To save yourself from further damage, the best thing to do at this juncture is quit. But who wants to, or can, quit their office in this society? Thus you continue to live in a world where reality and illusion are inextricably mixed.
It is for this reason that persons without personal integrity soon experience problems once outside the power system. They have lost much of their respectability and much, if not their entire, trustworthiness as a consequence of frequent power abuses. To regain these two precious assets they then try to play the role of national hero. They sometimes even criticize the very policies they adopted and expounded when still in power.
A disturbing element is that within our society power is looked upon as a condition which legitimizes everything, including corruption, collusion and even hypocrisy. This view comes from the traditional assumption that only respectable and trustworthy people acquire positions of power. Ascendance to such a position is seen as proof of trustworthiness and respectability.
After repeated cases of misuse and abuse of power by public officials, however, public perception of power, trust and respect has gradually changed. Public trust and respect for public officials is no longer determined by the hierarchical value of the position they occupy. After a certain period it is shaped by public perception regarding the appropriateness of the way they handle their power.

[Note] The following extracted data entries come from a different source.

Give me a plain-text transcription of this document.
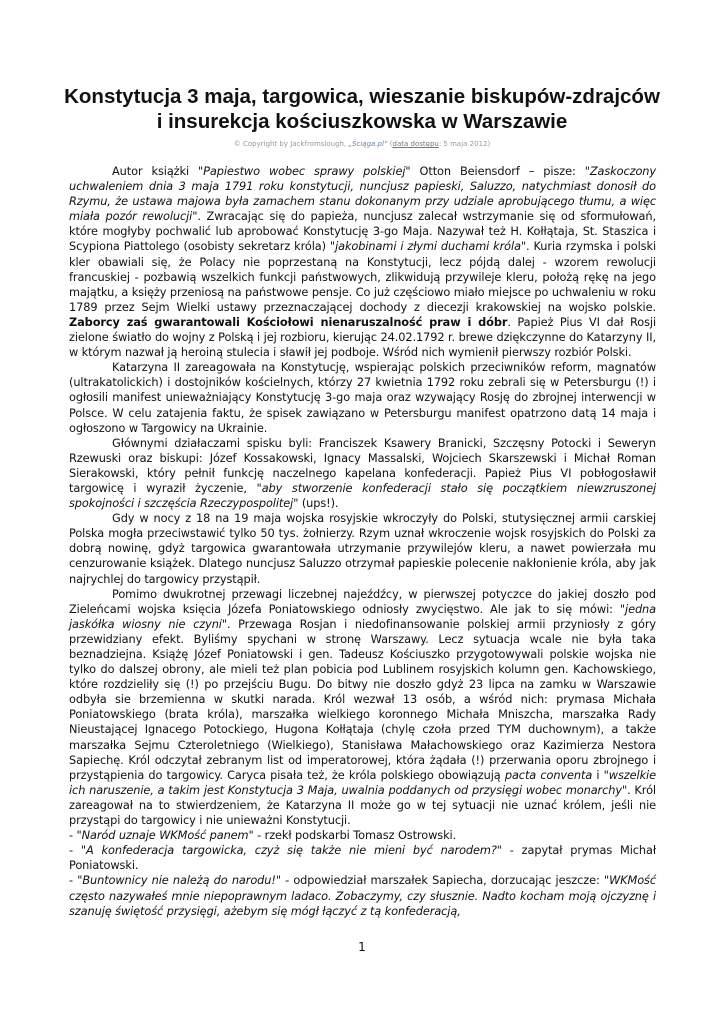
Konstytucja 3 maja, targowica, wieszanie biskupów-zdrajców i insurekcja kościuszkowska w Warszawie
© Copyright by Jackfromslough, „Ściąga.pl” (data dostępu: 5 maja 2012)

Autor książki "Papiestwo wobec sprawy polskiej" Otton Beiensdorf – pisze: "Zaskoczony uchwaleniem dnia 3 maja 1791 roku konstytucji, nuncjusz papieski, Saluzzo, natychmiast donosił do Rzymu, że ustawa majowa była zamachem stanu dokonanym przy udziale aprobującego tłumu, a więc miała pozór rewolucji". Zwracając się do papieża, nuncjusz zalecał wstrzymanie się od sformułowań, które mogłyby pochwalić lub aprobować Konstytucję 3-go Maja. Nazywał też H. Kołłątaja, St. Staszica i Scypiona Piattolego (osobisty sekretarz króla) "jakobinami i złymi duchami króla". Kuria rzymska i polski kler obawiali się, że Polacy nie poprzestaną na Konstytucji, lecz pójdą dalej - wzorem rewolucji francuskiej - pozbawią wszelkich funkcji państwowych, zlikwidują przywileje kleru, położą rękę na jego majątku, a księży przeniosą na państwowe pensje. Co już częściowo miało miejsce po uchwaleniu w roku 1789 przez Sejm Wielki ustawy przeznaczającej dochody z diecezji krakowskiej na wojsko polskie. Zaborcy zaś gwarantowali Kościołowi nienaruszalność praw i dóbr. Papież Pius VI dał Rosji zielone światło do wojny z Polską i jej rozbioru, kierując 24.02.1792 r. brewe dziękczynne do Katarzyny II, w którym nazwał ją heroiną stulecia i sławił jej podboje. Wśród nich wymienił pierwszy rozbiór Polski.

Katarzyna II zareagowała na Konstytucję, wspierając polskich przeciwników reform, magnatów (ultrakatolickich) i dostojników kościelnych, którzy 27 kwietnia 1792 roku zebrali się w Petersburgu (!) i ogłosili manifest unieważniający Konstytucję 3-go maja oraz wzywający Rosję do zbrojnej interwencji w Polsce. W celu zatajenia faktu, że spisek zawiązano w Petersburgu manifest opatrzono datą 14 maja i ogłoszono w Targowicy na Ukrainie.

Głównymi działaczami spisku byli: Franciszek Ksawery Branicki, Szczęsny Potocki i Seweryn Rzewuski oraz biskupi: Józef Kossakowski, Ignacy Massalski, Wojciech Skarszewski i Michał Roman Sierakowski, który pełnił funkcję naczelnego kapelana konfederacji. Papież Pius VI pobłogosławił targowicę i wyraził życzenie, "aby stworzenie konfederacji stało się początkiem niewzruszonej spokojności i szczęścia Rzeczypospolitej" (ups!).

Gdy w nocy z 18 na 19 maja wojska rosyjskie wkroczyły do Polski, stutysięcznej armii carskiej Polska mogła przeciwstawić tylko 50 tys. żołnierzy. Rzym uznał wkroczenie wojsk rosyjskich do Polski za dobrą nowinę, gdyż targowica gwarantowała utrzymanie przywilejów kleru, a nawet powierzała mu cenzurowanie książek. Dlatego nuncjusz Saluzzo otrzymał papieskie polecenie nakłonienie króla, aby jak najrychlej do targowicy przystąpił.

Pomimo dwukrotnej przewagi liczebnej najeźdźcy, w pierwszej potyczce do jakiej doszło pod Zieleńcami wojska księcia Józefa Poniatowskiego odniosły zwycięstwo. Ale jak to się mówi: "jedna jaskółka wiosny nie czyni". Przewaga Rosjan i niedofinansowanie polskiej armii przyniosły z góry przewidziany efekt. Byliśmy spychani w stronę Warszawy. Lecz sytuacja wcale nie była taka beznadziejna. Książę Józef Poniatowski i gen. Tadeusz Kościuszko przygotowywali polskie wojska nie tylko do dalszej obrony, ale mieli też plan pobicia pod Lublinem rosyjskich kolumn gen. Kachowskiego, które rozdzieliły się (!) po przejściu Bugu. Do bitwy nie doszło gdyż 23 lipca na zamku w Warszawie odbyła sie brzemienna w skutki narada. Król wezwał 13 osób, a wśród nich: prymasa Michała Poniatowskiego (brata króla), marszałka wielkiego koronnego Michała Mniszcha, marszałka Rady Nieustającej Ignacego Potockiego, Hugona Kołłątaja (chylę czoła przed TYM duchownym), a także marszałka Sejmu Czteroletniego (Wielkiego), Stanisława Małachowskiego oraz Kazimierza Nestora Sapiechę. Król odczytał zebranym list od imperatorowej, która żądała (!) przerwania oporu zbrojnego i przystąpienia do targowicy. Caryca pisała też, że króla polskiego obowiązują pacta conventa i "wszelkie ich naruszenie, a takim jest Konstytucja 3 Maja, uwalnia poddanych od przysięgi wobec monarchy". Król zareagował na to stwierdzeniem, że Katarzyna II może go w tej sytuacji nie uznać królem, jeśli nie przystąpi do targowicy i nie unieważni Konstytucji.

- "Naród uznaje WKMość panem" - rzekł podskarbi Tomasz Ostrowski.

- "A konfederacja targowicka, czyż się także nie mieni być narodem?" - zapytał prymas Michał Poniatowski.

- "Buntownicy nie należą do narodu!" - odpowiedział marszałek Sapiecha, dorzucając jeszcze: "WKMość często nazywałeś mnie niepoprawnym ladaco. Zobaczymy, czy słusznie. Nadto kocham moją ojczyznę i szanuję świętość przysięgi, ażebym się mógł łączyć z tą konfederacją,

1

Nowadays, those perceived as abusing the power they hold are silently ignored, getting at best only contrived trust and sham respect. Genuine trust and respect elude them. The problem in this case is that within our society knowing the difference between genuine respect and imitation of respect is not easy. It is equally difficult to determine whether the public genuinely trust a powerful official, or whether they are merely being politically and bureaucratically correct.
These days it is difficult to say whether an opinion expressed by a powerful official is really accepted by the public or merely tolerated. The common reaction to statements that are not really convincing is silence. And there is no way to tell the meaning of this silence; it can be either acceptance or rejection. If you define "acceptance" as the absence of active rejection, then silence denotes acceptance. But if you define "acceptance" as the act of embracing and adopting a stated view, then silence denotes rejection.
Silence can perhaps be best defined as a sign of passivity and indifference. Thus a statement met with public silence is in reality perhaps neither accepted nor rejected. It is just there, untouched, unknown and uncared for.
What is the significance of this insight?
It is that in this modern time passive and inactive public will never be able to sustain a society trying to generate prosperity. In a modern society the public must, to a certain extent, be involved in the management of society. In this modern time we simply cannot afford to have public officials constantly offending public sensibilities and eroding public trust in the government.